Information on the Brain Injury Community side includes:
- Criminal Justice & Brain Injury
- Criminal Court Proceedings (Legal Glossary, Meeting with your Lawyer, Court Etiquette and more)
- Where to Get Help – including Brain Injury Associations, Community Supports & Programs, Court Diversion Programs, and Legal Resources.
- Printable Tools – available in French and English
Information on the Legal Community side includes:
- Challenges and Strategies
- Factors to Consider
- Resources & Printable Tools (in English and French) available for legal professionals to use when working with their clients to make this process go smoothly.
There is a set of accessibility features available on each page, (a blue square with the image of a stick human on the left side), click it with the mouse and multiple features will show up so you can view the web page more comfortably. This website is also available in 22 different languages.
People with brain injury face multiple barriers which make them vulnerable to being over-represented in the criminal justice system. If an individual, due to cognitive challenges, forgets a court date, or a deadline to submit documents, they can face incarceration for a relatively small offence. Giving this population supports, while providing resources to the legal professionals who serve them will help reduce these barriers.
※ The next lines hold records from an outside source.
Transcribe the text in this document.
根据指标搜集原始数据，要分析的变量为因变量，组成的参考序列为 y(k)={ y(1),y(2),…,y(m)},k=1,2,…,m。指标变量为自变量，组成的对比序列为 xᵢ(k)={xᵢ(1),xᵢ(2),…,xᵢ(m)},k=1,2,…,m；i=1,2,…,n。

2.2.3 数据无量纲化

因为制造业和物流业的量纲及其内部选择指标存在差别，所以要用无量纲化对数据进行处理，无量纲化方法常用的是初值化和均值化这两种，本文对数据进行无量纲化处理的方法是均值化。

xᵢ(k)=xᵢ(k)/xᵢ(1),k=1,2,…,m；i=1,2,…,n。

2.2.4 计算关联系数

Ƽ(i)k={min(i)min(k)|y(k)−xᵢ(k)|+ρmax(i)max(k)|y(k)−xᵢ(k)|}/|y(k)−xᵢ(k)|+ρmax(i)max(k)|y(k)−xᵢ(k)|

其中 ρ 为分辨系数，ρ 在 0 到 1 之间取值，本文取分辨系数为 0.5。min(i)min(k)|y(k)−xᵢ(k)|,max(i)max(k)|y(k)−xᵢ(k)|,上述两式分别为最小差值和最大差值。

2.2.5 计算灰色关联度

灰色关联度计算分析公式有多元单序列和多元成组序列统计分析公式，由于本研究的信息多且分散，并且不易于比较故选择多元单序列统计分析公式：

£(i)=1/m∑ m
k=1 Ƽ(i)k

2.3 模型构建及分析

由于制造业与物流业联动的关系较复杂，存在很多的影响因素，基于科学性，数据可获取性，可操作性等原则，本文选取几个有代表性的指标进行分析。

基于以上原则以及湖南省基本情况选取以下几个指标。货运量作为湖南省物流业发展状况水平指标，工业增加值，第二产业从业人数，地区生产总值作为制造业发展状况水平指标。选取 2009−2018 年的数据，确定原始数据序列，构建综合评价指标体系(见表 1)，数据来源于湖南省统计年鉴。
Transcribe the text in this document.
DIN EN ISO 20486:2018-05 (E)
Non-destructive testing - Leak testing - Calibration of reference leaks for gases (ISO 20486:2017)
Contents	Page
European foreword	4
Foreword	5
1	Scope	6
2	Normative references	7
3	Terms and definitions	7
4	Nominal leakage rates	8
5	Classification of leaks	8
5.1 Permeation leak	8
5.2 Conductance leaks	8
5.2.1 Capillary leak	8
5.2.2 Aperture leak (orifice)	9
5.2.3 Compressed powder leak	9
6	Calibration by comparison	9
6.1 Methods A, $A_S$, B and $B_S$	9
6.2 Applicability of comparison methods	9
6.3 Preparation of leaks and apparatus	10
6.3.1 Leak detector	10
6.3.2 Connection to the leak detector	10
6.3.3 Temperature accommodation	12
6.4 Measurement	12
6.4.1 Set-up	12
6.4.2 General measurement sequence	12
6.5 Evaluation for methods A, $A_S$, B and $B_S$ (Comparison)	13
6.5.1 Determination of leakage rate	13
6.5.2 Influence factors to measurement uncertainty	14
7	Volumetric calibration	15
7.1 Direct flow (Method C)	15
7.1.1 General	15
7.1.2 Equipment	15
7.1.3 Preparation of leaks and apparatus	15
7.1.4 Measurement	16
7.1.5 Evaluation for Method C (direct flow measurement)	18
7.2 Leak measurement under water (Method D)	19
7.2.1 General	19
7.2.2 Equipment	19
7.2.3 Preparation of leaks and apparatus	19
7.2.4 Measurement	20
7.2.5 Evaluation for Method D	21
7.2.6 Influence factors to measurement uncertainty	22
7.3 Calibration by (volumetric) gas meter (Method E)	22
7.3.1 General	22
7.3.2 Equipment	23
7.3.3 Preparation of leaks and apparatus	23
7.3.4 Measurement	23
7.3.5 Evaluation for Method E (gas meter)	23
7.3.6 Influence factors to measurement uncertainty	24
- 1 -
Personal Tip from a Social Work Student:
It is important that when someone is working with a person who has a brain injury, it means a lot when you are listening to them talk, even if you cannot provide support for them right away. Listening to them means you are paying attention and you care for them, since people will discriminate against their disability. It is also essential that you do not take pity upon them for their disability; it does not define who they are.
Kim Vo is a Social Work Placement Student at BIST.